The procedure itself is remarkably straightforward. It’s performed under general anesthesia to control breathing, as the liver sits close to the diaphragm. Using ultrasound imaging guidance, physicians identify the tumor’s location and program these coordinates into a robotic system that delivers the treatment with precision. With a specialized membrane placed over part of the patient’s abdomen, a water bath between the membrane and the machine helps transmit the ultrasound waves effectively.  

While the procedure can take as little as five minutes for smaller tumors, average treatment time per tumor is about 34 minutes.  

The treatment can be monitored by doctors in real time using ultrasound imaging like what’s used for seeing babies in the womb. 

“The patient comes in under general anesthesia; we identify the lesions under ultrasound; and we can ablate from a single lesion up to three lesions,” Idrees said. “After destruction of a lesion or lesions, we wake the patient up. If the patient is doing well, they go home the same day or after 23 hours observation. We cannot do that with any surgery or any other technology as of now.”  

Another significant advantage is its repeatability for patients who develop new tumors over time. “It’s not one and done,” Idrees said. “If they have more lesions or other lesions pop up, we can repeat the procedure as needed.” 

Unlike chemotherapy or radiation therapy, histotripsy doesn’t create heat or ions that could damage healthy DNA. The destroyed cancer tissue simply turns into a harmless liquid that gets naturally absorbed and eliminated by the body’s drainage systems. 

One particularly notable advantage of histotripsy is that patients can continue their chemotherapy during treatment. As Idrees points out, “For any surgery and other procedures that we do, we stop chemotherapy for at least four to six weeks. Then they’re going to get the procedure, and if there’s no complication, they can restart the chemotherapy. But if they have a complication, there may be a delay in restarting the chemotherapy. With histotripsy, we don’t have to worry about any of that.”  

And since the risk of bleeding with histotripsy is negligible, patients can continue blood thinners. 

The treatment has shown promising results in clinical trials.
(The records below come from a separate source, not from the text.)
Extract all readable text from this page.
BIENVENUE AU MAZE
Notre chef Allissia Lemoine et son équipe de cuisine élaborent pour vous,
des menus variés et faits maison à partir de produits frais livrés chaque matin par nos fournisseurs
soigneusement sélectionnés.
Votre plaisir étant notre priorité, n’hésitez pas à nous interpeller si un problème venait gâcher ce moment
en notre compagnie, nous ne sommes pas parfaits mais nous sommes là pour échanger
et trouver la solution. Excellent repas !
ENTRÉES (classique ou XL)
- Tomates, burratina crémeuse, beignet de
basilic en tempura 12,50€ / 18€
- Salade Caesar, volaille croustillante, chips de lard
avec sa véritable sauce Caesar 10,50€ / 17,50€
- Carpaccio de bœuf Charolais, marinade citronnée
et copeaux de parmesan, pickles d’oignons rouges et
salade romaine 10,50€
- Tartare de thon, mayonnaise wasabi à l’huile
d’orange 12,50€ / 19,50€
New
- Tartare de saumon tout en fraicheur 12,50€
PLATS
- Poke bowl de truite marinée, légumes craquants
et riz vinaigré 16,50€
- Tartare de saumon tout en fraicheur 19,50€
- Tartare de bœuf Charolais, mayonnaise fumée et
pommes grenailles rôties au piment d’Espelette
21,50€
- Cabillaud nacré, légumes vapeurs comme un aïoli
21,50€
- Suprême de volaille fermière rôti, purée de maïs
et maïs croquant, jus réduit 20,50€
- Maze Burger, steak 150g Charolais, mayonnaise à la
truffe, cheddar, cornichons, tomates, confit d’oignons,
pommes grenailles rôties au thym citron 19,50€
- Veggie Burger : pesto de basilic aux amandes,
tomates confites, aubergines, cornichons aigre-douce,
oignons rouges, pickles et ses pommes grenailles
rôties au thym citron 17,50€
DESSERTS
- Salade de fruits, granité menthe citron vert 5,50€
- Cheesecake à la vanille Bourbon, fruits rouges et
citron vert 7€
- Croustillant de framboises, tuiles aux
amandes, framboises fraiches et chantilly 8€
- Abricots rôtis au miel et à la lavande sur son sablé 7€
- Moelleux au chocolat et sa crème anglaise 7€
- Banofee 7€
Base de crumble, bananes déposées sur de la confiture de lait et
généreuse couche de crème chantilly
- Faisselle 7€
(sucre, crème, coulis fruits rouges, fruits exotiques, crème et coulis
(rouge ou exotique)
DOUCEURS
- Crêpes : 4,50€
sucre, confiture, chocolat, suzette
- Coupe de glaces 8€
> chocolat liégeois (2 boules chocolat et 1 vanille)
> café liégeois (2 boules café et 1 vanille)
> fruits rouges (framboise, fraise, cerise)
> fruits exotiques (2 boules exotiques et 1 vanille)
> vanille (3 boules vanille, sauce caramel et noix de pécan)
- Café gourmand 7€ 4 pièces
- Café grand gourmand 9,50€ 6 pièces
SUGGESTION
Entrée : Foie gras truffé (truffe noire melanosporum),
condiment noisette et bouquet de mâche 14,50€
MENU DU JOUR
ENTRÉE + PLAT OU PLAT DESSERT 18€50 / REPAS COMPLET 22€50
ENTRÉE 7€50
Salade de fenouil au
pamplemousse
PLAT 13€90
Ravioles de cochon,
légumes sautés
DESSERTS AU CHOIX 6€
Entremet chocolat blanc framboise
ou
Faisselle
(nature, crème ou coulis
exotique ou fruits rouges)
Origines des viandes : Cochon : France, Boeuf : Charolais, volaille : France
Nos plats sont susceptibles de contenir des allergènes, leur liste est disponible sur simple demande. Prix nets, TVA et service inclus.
In the HOPE4LIVER trial, which led to FDA approval, the technical success rate was 95%, with 42 out of 44 tumors successfully treated. The procedure-related major complication rate was 7%, which is comparable to existing treatments. The trial included patients with both primary liver cancer and liver metastases from other cancers, including colorectal, breast and pancreatic cancers.                   

The treatment can also be combined with other approaches. For patients with tumors on both sides of the liver, doctors can use histotripsy to treat one side while surgically removing tumors on the other side. Additionally, histotripsy has been approved for “downstaging” liver tumors — reducing their size to make patients eligible for liver transplantation. 

Idrees notes that, regarding the liver, histotripsy does have some current limitations; notably, the liver lesion must be visualized by ultrasound and the maximum treatment depth is 14 to 16 centimeters, making tumors near the top of the liver and certain right-sided liver lesions difficult to access and treat. 

While currently approved only for liver tumors, research is ongoing to explore histotripsy’s potential use in treating other types of cancer. The technology’s ability to preserve healthy tissue while effectively destroying tumors makes it a promising addition to the cancer treatment arsenal.